A notion of “quantum volume” was introduced in [
23] and is directly linked to system error rates on NISQ devices. This volume provides a single number metric, quantifying the largest random circuit of equal width and depth that a tested quantum computer can implement successfully. We would need thousands of excellent qubits to obtain a single “perfect” qubit, and it is physically difficult to obtain reliable qubits due to decoherence, noise, a lack of error correction, and so on; thus, reproducibility in quantum computing is a major concern. In [
24], the authors reported the results of a three-qubit Grover algorithm using trapped atomic ions. The authors of [
25] tested the current viability of using publicly available IBM quantum computers for data-driven tasks using Grover’s algorithm to investigate the impacts of factors like qubit number, device choice, and qubit choice (up to four qubits). The work of Wu and his colleagues [
26] showed that Grover circuits provide non-reproducible success probabilities across runs. The authors attributed this to the fact that Grover’s amplitude amplification is extremely sensitive to small coherent errors since the algorithm is faced with a complex gate decomposition problem. Their paper introduced an optimization with a two-stage quantum search algorithm based on divide-and-conquer, which can run quickly in parallel on a quantum computer.

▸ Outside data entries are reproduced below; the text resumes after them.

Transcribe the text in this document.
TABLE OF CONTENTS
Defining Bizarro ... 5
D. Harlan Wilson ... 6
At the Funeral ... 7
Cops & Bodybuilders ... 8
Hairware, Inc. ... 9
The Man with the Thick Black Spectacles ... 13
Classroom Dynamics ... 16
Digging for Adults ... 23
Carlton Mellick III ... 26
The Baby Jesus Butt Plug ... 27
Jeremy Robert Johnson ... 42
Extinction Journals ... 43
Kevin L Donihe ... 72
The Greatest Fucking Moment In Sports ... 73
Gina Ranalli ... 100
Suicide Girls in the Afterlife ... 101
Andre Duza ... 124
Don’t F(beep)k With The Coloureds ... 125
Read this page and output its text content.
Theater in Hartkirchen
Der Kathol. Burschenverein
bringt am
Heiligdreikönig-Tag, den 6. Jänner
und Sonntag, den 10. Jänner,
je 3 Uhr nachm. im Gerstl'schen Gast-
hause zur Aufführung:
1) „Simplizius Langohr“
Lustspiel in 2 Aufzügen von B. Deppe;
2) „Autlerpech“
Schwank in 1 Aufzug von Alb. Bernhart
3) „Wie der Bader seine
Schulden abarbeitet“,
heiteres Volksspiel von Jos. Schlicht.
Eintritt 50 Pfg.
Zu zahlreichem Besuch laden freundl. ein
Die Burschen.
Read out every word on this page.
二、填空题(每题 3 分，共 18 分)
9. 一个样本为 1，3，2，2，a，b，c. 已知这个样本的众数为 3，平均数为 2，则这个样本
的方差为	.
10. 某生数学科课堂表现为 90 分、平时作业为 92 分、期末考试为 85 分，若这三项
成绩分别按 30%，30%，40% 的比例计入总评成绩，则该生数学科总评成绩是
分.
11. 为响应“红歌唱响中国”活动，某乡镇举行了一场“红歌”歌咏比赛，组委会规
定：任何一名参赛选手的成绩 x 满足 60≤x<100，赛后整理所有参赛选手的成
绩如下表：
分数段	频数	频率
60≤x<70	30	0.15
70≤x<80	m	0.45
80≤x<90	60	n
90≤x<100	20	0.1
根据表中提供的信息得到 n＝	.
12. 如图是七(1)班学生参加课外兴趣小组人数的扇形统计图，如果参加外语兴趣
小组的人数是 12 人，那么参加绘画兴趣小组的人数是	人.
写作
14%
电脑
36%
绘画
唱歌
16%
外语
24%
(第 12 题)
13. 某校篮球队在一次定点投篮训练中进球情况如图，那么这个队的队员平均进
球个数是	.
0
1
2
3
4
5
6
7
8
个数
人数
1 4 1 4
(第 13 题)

Implementing Grover’s algorithm on a NISQ device is extremely challenging but remains interesting for testing the hardware evolution with a small number of qubits since we cannot currently scale as much as we would like to with current technology. A recent study introduced GRADE, a Grover-based reliability assessment for device evaluation [
27]. Thanks to IBM, which offers free access to quantum machines for scientists, we have also been able, since 2019, to test the reproducibility of the Grover algorithm [
28] with different simulators (providing reproducible statistics), whereas the use of various machines has often led to distinct and inconsistent results from run to run, as demonstrated when we tested a five-qubit version of the algorithm, thus corroborating the works previously cited and what we discussed in the section dealing with NISQ-era limitations.
6. Conclusions
Grover’s algorithm is one of the cornerstone quantum algorithms [
7,
8]. It provides a quadratic speedup for searching an unstructured database or, more generally, for solving problems that can be reduced to an unstructured search problem. Its principle is to amplify the probability amplitude of a marked state (or states) through repeated operations called Grover iterations. This algorithm is not a universal solution, but thanks to its “Amplitude Amplification” technique, it can boost the probability of finding a correct solution in other quantum algorithms, making them more efficient. Its biggest practical impact is expected in cryptanalysis and optimization tasks. Efficiently implementing the Grover algorithm requires a circuit depth that is out of reach on today’s quantum machines, while the absence of scalable QRAM prevents true quantum access to classical datasets. Lastly, noise accumulation disrupts the delicate amplitude rotations central to the algorithm, reducing the feasible iterations to only a few. Hence, Grover’s algorithm implementations are available only at a small scale. Even there, quantum computing faces numerous practical challenges. Among them, obtaining the same scientific conclusions with our quantum machines is essential. Reproducibility is an epistemological cornerstone for the advancement of science, which is not obvious to reach in the era of noisy intermediate-scale quantum machines since identical quantum experiments have currently yielded different statistical results. Interested readers are encouraged to go further into the explanation of the fundamental principles of the algorithm in [
29], and this paper also discusses the latest trends in applying Grover’s algorithm to various problems, including large-scale database searches, cryptanalysis, and optimization.